Faustdicker Stein aus dem Hinterhalt trifft Auto: Frontscheibe zersplittert bei Tempo 70

dzLebensgefährliche Straftat

Gedankenlose Straftat an der Heerener Straße. Ein faustdicker Stein trifft ein Auto, das mit Tempo 70 unterwegs ist. Die Scheibe des Fahrers aus Unna zerbricht. Die Polizei sucht zwei Jugendliche.

Kamen

, 04.12.2019, 16:03 Uhr / Lesedauer: 2 min

Unterwegs auf der Heerener Straße mit Tempo 70. Plötzlich prallt ein faustdicker Stein auf die Windschutzscheibe des Fahrzeugs, die sofort zersplittert. Der 71-jährige Fahrer aus Unna, der Richtung Werver Mark unterwegs ist, bremst mit der zertrümmerten Frontscheibe geistesgegenwärtig und stoppt sein Auto, ohne dass ihm etwas zustößt. Er bleibt trotz des Schreckmoments glücklicherweise unverletzt.
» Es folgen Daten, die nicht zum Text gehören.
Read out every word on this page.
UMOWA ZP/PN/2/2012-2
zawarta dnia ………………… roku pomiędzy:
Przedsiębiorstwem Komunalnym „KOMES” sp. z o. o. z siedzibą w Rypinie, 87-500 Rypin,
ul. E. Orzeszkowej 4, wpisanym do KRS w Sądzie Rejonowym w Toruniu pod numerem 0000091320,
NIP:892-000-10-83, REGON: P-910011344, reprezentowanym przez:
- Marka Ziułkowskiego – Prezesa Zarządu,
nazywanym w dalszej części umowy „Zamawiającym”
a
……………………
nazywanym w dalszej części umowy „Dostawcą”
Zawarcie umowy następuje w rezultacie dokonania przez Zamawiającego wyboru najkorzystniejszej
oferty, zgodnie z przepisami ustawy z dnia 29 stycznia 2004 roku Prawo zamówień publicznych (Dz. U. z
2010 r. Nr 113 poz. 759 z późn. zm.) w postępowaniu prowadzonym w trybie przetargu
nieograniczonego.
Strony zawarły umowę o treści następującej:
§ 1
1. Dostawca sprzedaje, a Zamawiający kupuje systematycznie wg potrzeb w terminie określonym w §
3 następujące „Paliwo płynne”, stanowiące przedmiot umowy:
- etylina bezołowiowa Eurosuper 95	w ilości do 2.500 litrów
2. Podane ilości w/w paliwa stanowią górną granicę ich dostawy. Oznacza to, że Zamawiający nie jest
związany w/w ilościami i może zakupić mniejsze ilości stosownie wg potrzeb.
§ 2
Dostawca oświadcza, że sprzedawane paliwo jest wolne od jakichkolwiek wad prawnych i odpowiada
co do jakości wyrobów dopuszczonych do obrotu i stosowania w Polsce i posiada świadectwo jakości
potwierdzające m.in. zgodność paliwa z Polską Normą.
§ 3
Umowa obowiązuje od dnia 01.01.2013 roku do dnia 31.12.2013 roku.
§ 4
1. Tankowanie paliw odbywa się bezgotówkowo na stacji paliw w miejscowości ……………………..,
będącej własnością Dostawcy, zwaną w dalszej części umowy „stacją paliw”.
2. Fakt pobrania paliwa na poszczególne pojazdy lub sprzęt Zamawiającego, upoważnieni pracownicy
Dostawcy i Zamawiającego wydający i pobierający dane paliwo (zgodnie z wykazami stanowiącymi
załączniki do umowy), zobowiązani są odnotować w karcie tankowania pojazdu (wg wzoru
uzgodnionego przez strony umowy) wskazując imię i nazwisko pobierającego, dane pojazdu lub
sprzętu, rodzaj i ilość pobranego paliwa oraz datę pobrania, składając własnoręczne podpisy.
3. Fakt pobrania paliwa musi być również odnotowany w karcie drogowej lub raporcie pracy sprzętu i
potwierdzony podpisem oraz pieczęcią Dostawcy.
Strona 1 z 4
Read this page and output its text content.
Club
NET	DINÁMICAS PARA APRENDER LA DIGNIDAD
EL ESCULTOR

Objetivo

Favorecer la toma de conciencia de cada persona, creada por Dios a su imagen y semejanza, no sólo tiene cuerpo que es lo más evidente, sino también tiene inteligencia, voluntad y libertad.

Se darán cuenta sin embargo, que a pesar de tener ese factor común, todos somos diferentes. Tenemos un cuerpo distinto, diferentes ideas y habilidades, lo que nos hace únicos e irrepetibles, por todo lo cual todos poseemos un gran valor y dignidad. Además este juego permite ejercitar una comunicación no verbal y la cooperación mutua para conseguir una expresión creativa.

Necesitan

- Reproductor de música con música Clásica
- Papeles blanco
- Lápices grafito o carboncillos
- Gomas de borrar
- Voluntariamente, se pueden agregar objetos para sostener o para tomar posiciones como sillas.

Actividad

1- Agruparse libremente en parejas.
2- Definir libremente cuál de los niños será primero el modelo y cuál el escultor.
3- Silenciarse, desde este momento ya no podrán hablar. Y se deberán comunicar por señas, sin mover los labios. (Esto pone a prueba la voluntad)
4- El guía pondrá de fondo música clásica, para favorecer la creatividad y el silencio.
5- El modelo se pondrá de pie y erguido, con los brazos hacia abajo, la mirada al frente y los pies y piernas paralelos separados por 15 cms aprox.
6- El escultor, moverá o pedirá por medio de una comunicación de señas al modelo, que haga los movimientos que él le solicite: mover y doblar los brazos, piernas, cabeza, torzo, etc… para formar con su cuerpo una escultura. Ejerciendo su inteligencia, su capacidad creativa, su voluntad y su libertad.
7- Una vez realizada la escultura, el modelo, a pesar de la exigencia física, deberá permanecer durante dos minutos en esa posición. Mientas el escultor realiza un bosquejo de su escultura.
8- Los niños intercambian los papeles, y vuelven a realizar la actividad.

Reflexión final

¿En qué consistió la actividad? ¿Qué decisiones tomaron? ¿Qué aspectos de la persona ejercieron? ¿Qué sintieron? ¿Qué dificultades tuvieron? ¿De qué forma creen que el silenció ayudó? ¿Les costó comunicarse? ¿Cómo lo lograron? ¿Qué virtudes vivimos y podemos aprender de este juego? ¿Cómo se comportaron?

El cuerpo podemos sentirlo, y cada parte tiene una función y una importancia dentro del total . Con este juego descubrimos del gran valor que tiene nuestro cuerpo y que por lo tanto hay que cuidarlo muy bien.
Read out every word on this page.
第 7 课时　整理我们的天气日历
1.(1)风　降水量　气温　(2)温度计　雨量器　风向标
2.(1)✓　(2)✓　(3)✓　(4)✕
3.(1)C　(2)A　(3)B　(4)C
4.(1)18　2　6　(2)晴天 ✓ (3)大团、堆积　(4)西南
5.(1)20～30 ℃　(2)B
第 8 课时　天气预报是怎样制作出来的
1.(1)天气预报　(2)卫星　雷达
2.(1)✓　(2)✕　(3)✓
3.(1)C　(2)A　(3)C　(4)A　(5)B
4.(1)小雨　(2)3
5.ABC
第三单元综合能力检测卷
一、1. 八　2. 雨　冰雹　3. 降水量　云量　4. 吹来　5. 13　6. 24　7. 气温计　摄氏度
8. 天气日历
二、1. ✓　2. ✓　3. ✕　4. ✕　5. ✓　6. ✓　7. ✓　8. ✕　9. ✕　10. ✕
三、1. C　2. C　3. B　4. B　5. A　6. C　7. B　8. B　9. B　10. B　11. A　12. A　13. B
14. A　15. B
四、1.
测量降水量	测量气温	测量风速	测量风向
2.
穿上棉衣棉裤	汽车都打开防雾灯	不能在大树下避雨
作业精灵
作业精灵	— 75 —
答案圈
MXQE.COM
Steinwurf aus einer Böschung an der Bertolt-Brecht-Straße

Der Schock ist groß. Denn er hat zwei Jugendliche erkannt, die an der Böschung in Höhe der Bertolt-Brecht-Straße standen und den Stein geworfen haben. Wer es von den beiden war, kann er der Polizei, die jetzt ermittelt, nicht mehr sagen, so schnell ging alles. Die Tat ereignete sich am Mittwoch etwa um 13.15 Uhr. „Kein Dummejungenstreich, sondern eine lebensgefährliche Straftat“, so Christian Stein, Sprecher der Kreispolizei Unna.

Die Polizei sucht nun die Täter. Die Jugendlichen sollen zwischen 14 und 16 Jahre alt gewesen sein. Die Straftat, die zurzeit noch unter dem Begriff „Aggressionsdelikt“ geführt wird, kann durchaus auch noch anders eingestuft werden. „Denn die Jugendlichen, die nicht mit Wattebäuschchen geworfen haben, sind offenbar gezielt vorgegangen und wussten, was sie taten“, so Stein.

In ähnlichen Fällen Mordkommission gebildet

In der Vergangenheit hat es immer wieder ähnliche Vorfälle gegeben, bei denen Gegenstände auf Autos geworfen wurden. Dabei wurden auch schon Mordkommissionen gebildet, weil davon ausgegangen wurde, dass der Tod von Menschen billigend in Kauf genommen wurde. „In diesem Fall können wir noch keine Bewertung vornehmen“, so Stein, der aber auf mögliche schwerwiegende Konsequenzen für die Täter hinwies. „Das kann nach hinten losgehen - dann geht es um Körperverletzung und möglicherweise noch mehr.“ In diesem Fall sei glücklicherweise niemand verletzt worden.

Jugendstrafen wegen versuchten Mordes

Wegen Steinwürfen auf fahrende Autos an der A7 und der Bundesstraße 200 verurteilte beispielsweise das Landgericht Flensburg im vergangenen Jahr zwei 19-Jährige unter anderem wegen versuchten Mordes zu Jugendstrafen von sechs Jahren. Bei einem anderen Fall, einem Steinwurf von einer Autobahnbrücke auf der A7 bei Harrislee in Schleswig-Holstein, ist im vergangen Jahr eine Frau schwer verletzt worden. Der Stein hatte die Windschutzscheibe des Autos der 58-Jährigen durchschlagen. Der Vorfall ereignete sich an der Autobahnbrücke in der Nähe der dänischen Grenze und der Anschlussstelle Harrislee.

Die Polizei sucht nun zur Tat in Kamen Zeugen. Hinweise nimmt die Wache Kamen unter Tel. (02307) 921 32 20 entgegen.